À Marseille, la crise du logement n'est pas une simple théorie, mais bien une réalité palpable. Les files d'attente devant les agences immobilières sur le boulevard Longchamp, les annonces de location parties en un clin d'œil et une baisse de l'offre locative de 10 % en 2025 témoignent de cette problématique. Par ailleurs, la vente immobilière aux investisseurs particuliers a chuté de 41 % dans le premier trimestre de 2025, selon la Fédération des Promoteurs Immobiliers. Ce retournement est en grande partie dû à la fin du dispositif Pinel et à la montée des taux d'intérêt.
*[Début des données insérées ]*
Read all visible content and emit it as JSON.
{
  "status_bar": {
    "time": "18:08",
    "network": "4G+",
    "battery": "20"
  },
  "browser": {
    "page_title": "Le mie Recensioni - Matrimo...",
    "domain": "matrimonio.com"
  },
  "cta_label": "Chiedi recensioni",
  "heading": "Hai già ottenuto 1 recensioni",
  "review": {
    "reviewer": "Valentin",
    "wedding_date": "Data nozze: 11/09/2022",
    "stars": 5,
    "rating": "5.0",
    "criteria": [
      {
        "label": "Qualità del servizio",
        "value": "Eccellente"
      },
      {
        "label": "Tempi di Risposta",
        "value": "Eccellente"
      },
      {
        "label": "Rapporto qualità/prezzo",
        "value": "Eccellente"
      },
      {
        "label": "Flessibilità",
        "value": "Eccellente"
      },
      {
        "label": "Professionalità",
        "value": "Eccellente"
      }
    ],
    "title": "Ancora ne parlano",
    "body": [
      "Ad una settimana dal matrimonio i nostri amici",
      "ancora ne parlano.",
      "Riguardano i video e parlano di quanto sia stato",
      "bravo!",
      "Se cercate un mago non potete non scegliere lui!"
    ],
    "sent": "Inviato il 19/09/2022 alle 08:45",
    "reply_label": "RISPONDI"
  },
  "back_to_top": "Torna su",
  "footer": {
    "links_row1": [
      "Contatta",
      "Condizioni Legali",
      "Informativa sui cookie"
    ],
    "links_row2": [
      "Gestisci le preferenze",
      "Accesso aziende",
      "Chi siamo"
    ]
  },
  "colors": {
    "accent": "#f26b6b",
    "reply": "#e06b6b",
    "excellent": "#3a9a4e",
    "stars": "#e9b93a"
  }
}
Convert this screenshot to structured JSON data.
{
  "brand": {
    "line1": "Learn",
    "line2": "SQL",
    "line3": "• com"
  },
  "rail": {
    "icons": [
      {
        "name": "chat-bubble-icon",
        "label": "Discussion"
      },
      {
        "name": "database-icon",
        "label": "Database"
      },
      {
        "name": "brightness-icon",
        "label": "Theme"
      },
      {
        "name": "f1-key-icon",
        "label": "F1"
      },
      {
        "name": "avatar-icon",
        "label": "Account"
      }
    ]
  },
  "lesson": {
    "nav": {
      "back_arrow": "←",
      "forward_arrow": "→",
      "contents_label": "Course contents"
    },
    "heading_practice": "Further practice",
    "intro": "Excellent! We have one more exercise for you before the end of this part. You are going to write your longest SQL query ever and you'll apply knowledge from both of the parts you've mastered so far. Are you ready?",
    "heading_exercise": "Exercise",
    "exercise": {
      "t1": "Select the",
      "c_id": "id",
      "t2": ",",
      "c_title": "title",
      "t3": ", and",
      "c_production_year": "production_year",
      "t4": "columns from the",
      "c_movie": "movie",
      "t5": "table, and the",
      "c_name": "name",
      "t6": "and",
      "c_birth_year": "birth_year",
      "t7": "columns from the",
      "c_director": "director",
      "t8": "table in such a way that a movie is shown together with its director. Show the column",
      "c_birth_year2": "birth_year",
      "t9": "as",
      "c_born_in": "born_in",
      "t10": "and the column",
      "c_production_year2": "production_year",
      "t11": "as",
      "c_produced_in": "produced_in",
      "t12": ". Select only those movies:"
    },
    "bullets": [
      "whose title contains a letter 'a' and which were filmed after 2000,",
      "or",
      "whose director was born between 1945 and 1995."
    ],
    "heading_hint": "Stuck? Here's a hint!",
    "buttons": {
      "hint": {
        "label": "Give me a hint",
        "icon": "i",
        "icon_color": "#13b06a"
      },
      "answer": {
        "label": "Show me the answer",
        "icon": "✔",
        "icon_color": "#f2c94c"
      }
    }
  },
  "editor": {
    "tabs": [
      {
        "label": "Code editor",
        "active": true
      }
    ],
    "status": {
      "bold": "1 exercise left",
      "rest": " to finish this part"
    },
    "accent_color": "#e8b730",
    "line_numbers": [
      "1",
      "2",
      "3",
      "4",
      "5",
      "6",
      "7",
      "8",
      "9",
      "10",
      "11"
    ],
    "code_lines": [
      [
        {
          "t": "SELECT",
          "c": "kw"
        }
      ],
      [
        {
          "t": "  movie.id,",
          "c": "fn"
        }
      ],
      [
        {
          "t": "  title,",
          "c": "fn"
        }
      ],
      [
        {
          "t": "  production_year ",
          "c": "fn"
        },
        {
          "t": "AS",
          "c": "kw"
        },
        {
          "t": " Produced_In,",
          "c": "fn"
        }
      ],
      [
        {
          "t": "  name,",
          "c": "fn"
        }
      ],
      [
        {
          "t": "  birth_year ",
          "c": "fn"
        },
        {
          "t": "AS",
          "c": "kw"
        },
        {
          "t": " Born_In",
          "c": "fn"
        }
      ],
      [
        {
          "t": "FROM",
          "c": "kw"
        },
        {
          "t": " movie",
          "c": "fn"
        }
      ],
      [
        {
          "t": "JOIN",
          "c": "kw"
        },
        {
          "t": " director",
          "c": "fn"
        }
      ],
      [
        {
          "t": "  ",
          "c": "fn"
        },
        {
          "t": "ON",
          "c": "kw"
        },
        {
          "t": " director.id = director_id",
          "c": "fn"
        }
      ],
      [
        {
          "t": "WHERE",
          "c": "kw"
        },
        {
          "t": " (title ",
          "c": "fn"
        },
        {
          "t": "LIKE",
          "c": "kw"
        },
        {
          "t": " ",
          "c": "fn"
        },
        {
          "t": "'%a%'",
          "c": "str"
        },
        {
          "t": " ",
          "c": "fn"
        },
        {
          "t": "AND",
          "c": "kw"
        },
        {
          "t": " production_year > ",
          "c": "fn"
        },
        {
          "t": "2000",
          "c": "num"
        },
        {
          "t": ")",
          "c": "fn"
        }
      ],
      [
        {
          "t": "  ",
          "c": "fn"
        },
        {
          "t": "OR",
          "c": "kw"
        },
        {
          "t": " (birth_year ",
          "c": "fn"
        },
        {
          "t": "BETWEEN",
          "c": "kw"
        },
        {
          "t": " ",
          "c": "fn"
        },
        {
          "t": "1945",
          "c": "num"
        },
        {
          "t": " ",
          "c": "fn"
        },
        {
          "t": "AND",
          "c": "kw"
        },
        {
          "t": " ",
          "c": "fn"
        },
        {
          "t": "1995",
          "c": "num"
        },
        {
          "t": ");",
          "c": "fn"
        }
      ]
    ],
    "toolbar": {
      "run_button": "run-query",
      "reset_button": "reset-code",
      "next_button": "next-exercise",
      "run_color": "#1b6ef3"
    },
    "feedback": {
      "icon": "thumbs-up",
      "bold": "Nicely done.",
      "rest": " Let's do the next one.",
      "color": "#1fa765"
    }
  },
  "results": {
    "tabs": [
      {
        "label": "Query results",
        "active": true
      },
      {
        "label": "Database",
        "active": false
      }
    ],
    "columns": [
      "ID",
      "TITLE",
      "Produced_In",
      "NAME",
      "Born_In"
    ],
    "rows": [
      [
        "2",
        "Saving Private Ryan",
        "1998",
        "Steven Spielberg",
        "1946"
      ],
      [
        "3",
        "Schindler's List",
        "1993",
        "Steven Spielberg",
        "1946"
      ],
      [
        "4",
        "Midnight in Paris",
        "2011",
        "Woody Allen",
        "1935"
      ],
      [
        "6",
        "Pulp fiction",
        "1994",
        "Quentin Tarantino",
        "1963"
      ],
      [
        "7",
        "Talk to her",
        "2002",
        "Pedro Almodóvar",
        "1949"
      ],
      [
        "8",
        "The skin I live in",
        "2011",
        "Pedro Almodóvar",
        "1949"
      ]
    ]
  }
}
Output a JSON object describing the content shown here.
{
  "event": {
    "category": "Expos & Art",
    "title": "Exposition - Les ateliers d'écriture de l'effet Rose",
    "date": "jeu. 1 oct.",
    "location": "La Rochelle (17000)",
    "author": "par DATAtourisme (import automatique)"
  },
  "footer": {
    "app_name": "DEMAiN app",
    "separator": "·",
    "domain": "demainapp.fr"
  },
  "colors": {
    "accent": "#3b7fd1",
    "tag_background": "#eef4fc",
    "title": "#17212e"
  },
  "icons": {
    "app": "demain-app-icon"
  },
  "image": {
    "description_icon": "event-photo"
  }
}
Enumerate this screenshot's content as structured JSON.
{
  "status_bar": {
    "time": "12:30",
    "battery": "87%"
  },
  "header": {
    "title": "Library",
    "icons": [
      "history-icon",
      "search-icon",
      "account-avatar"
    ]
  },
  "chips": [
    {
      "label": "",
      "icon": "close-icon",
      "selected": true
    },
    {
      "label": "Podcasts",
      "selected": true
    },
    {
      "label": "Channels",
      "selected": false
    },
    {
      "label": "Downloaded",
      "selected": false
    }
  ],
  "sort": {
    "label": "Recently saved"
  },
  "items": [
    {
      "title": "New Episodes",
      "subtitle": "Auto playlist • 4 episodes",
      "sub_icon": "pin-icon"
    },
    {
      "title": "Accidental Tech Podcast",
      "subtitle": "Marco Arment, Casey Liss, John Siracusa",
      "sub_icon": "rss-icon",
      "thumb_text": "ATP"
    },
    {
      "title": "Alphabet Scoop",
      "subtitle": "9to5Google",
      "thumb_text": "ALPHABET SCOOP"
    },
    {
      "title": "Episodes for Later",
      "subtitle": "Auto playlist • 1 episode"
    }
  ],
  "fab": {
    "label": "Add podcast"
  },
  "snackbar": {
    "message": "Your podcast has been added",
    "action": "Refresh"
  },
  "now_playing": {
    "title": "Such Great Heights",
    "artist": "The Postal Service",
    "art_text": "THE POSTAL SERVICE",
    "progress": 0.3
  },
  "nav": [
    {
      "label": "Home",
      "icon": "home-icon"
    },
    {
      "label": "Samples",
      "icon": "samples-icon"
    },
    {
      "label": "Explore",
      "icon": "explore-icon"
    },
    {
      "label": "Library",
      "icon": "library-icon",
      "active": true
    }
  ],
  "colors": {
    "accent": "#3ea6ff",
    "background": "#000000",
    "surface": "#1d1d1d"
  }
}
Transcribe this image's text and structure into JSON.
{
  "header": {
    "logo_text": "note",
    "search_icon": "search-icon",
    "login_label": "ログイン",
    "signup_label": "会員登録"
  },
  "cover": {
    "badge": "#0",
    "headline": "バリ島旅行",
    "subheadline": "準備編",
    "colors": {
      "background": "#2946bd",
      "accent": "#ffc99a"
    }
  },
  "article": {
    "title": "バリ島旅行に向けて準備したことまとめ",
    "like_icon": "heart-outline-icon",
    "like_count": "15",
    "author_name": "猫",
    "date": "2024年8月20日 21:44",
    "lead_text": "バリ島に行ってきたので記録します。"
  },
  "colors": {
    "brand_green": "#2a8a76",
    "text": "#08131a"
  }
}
Face à cette situation, le dispositif Jeanbrun, impulsé par Vincent Jeanbrun, ministre du Logement, s'appuie sur l'article 47 de la loi de finances 2026. Son ambition est claire : stimuler l'investissement locatif privé avec un système d'amortissement fiscal qui remplace l'ancienne réduction d'impôt de type Pinel. À Marseille, les premières analyses soulignent un fort potentiel d'adoption de ce dispositif, souvent jugé adapté aux réalités locales.
Les experts immobiliers, tels que ceux de l'agence Zone Immo, préconisent une vigilance accrue. "Marseille pourrait bien bénéficier de cet élan, surtout si l'on considère les enjeux d'accessibilité au logement dans cette métropole", explique un analyste local. En effet, l'intérêt grandissant pour ce nouveau cadre pourrait rassurer les investisseurs, tout en offrant des solutions aux locataires en difficulté.